There used to be a "permutations-groups" tag, which I don't see anymore. What happened to it? Can it be put back?
You could check this simply in the list of tags. (When you start to type permu... you are offered the tags with names containing this string. Then you can click on the tag to find more information.) Or you could check the list of tag synonyms. (
Where you can see that the synonym was suggested on March 6 2013 and it was approved relatively recently, on April 20 2016.1)
Maybe it is worth mentioning that tag synonyms are often discussed on meta before they are created. Typically in threads like http://meta.math.stackexchange.com/questions/22348/tag-management-2016 (or older editions of this thread), but if there is a more extensive discussion, there might be a separate question. I do not recall whether this particular tag synonym was discussed on meta, but if it was I was not able to find a post where it was discussed.
Some basic information about tag synonyms can be found here: What are tag synonyms and merged tags? How do they work?
Let me also address the last part of your question: "Can it be put back?"
Only the moderators can undo the tag synonyms. But they will not do so without a good reason. So probably the way to go would be to post a question here on meta and put forward some arguments why you think the two tags should be separate. You can find a bit about this in the section entitled "How can I delete/reverse/undo bad tag synonyms?" in What are tag synonyms and merged tags? How do they work?
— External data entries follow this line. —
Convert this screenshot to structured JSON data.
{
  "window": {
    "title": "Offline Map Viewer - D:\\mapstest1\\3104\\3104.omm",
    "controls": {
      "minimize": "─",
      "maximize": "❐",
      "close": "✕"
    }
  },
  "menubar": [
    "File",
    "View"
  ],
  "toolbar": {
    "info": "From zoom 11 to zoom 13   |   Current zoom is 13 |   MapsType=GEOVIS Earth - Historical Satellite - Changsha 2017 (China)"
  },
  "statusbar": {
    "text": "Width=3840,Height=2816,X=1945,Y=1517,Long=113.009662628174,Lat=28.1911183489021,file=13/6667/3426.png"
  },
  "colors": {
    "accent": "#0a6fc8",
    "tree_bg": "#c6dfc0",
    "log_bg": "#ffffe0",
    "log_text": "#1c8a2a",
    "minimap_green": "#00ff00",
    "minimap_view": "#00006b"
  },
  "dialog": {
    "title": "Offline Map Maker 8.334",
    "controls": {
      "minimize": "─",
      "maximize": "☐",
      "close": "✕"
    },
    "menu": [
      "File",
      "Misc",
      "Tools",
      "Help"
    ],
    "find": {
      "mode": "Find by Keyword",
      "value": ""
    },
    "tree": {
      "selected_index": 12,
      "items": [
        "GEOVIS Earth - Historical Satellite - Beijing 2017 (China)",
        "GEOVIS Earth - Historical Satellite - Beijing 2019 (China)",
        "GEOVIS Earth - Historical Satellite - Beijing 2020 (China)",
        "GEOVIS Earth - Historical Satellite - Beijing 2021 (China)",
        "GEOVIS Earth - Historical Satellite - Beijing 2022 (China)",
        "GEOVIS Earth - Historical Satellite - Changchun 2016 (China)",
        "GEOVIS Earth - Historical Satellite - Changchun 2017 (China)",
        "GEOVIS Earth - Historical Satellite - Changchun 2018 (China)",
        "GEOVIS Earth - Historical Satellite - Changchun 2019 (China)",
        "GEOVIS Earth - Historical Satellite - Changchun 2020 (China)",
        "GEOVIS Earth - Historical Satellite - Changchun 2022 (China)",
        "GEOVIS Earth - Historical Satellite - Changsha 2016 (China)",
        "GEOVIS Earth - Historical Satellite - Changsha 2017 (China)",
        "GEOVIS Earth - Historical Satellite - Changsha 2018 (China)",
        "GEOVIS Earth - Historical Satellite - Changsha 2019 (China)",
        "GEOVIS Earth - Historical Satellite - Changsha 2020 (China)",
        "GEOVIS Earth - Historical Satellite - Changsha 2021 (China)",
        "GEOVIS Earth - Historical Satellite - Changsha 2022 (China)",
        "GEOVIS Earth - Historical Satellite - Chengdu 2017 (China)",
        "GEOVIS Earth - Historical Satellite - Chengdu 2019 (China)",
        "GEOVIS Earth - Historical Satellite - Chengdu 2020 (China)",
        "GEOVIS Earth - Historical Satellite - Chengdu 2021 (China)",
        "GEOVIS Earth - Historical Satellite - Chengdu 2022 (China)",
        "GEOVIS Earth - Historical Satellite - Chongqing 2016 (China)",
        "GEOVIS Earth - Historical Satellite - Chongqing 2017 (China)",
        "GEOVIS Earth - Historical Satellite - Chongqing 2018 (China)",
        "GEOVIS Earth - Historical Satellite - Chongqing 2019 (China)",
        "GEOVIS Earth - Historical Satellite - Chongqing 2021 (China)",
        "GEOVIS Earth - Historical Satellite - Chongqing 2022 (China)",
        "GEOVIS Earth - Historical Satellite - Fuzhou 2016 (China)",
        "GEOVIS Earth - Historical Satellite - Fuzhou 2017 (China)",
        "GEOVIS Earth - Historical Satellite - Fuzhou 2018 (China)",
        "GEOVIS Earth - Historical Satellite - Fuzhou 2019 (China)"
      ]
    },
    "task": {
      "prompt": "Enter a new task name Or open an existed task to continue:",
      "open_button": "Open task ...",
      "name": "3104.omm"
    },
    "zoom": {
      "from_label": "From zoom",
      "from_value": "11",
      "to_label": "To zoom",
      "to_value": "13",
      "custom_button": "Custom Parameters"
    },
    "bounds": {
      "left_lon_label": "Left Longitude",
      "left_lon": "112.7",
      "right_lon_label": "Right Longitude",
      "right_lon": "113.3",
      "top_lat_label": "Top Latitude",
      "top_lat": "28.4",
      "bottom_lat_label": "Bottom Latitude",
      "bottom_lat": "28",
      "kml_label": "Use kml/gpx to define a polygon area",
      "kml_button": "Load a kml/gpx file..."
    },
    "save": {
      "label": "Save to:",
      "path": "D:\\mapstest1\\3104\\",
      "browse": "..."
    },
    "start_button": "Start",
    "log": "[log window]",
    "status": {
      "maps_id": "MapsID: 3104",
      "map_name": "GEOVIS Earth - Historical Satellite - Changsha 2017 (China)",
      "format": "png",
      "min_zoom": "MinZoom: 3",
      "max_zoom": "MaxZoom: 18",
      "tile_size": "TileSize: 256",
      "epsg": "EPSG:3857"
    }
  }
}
I should probably also point out that even if the tag synonym is cancelled, that does not mean that questions which were synonymized as permutation-groups to permutations will get the original tag after the synonym is cancelled. And important think here is whether the tags were only synonymized, or they were also merged. See here for more details: What happens with the tagged questions when a tag-synonym is cancelled?
1 I have removed this after Daniel Fischer's comment. It seems that the meaning of the dates shown in that list is not entirely clear to me.